Pierre Bendine-Boucar s’affiche ainsi comme un chercheur imaginatif et insatisfait mais opiniâtre devant la tâche complexe parce que questionnante du tableau. Il éprouve en même temsp la part d’humour qu’implique l’idée d’unité d’une série dont les variations d’aspects ont des échos d’explications mécaniques, mais encore, et peut-être surtout, ou évidemment d’abord une aura sensible.

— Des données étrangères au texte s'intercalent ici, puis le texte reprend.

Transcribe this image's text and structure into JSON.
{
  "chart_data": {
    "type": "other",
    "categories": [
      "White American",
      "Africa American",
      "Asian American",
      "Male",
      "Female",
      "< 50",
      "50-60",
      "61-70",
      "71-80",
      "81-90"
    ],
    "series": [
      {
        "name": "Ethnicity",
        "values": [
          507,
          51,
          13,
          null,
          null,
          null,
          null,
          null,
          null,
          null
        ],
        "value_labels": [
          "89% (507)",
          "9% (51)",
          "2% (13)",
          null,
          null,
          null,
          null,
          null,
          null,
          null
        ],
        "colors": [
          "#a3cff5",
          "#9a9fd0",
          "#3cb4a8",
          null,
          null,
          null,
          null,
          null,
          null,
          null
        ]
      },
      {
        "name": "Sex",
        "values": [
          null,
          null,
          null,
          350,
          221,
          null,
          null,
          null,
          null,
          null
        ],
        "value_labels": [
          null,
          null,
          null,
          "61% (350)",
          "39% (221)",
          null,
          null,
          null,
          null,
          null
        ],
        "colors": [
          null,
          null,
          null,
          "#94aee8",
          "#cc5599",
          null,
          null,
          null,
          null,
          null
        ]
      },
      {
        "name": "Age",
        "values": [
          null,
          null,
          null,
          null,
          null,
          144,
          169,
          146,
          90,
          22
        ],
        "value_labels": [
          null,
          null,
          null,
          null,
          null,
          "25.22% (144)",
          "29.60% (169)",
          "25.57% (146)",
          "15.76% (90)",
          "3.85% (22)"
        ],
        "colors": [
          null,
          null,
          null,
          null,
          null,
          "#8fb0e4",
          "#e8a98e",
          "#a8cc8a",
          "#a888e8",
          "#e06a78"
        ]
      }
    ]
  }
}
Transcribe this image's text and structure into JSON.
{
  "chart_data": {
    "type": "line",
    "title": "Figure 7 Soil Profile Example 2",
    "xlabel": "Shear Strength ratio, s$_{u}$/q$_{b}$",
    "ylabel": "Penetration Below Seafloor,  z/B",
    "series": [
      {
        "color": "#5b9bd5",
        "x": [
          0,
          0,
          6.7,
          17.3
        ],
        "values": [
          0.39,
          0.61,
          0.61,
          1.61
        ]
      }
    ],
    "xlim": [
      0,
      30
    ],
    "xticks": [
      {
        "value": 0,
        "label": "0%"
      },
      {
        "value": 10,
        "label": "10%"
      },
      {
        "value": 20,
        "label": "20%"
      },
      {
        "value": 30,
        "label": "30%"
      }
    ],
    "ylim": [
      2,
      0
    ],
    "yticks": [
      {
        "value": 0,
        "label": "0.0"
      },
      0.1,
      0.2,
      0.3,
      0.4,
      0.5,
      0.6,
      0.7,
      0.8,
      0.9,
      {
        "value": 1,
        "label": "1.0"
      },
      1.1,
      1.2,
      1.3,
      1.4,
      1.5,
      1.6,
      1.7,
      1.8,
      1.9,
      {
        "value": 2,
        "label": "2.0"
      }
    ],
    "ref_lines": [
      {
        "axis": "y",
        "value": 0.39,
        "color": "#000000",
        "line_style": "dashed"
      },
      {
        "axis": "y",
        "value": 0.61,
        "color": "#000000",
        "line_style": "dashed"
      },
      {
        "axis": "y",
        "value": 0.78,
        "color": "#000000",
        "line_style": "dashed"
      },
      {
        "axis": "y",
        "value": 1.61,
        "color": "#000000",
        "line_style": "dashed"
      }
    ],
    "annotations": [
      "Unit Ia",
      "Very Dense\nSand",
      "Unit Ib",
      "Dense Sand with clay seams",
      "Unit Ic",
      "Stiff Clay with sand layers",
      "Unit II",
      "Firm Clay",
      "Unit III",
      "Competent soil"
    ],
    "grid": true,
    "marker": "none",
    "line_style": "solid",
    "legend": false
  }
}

Les « Contellations » de Ding Yi à la galerie Karsten Greve
Ding Yi est présenté comme une figure majeure de l’abstraction contemporaine chinoise. Les peintures colorées pour évoquer poétiquement des univers nocturnes, scintillantes de points clairs pour incarner des étoiles, reprennent les conventions visuelles pour coder formellement des ciels la nuit, avec des galaxies dedans pour marquer leur temps clair. Les étoiles sont schématiquement détaillées en forme de croix, leurs regroupements sont imagés comme des dessins de constellations. Les tableaux représentent leurs myriades.
Les œuvres peinent à justifier l’idée d’abstraction tant les images sont analogiques. On veut bien croire qu’il existe d’autres peintres abstraits chinois et surtout d’autres styles ou voix d’expressions plastiques pour l’abstraction, que celles reconnues de Zao Wou-Ki ou Chu Teh-Chun. Sauf que les évocations géométriques ou vaguement non figuratives de Ding Yi ne proposent rien au delà des codes de lecture qui montrent ses peintures comme des illustrations esthétisées ; tout se réduit en définitive à des propositions descriptives et mimétiques. In fine, cette peinture céleste n’a de Constellations que son titre.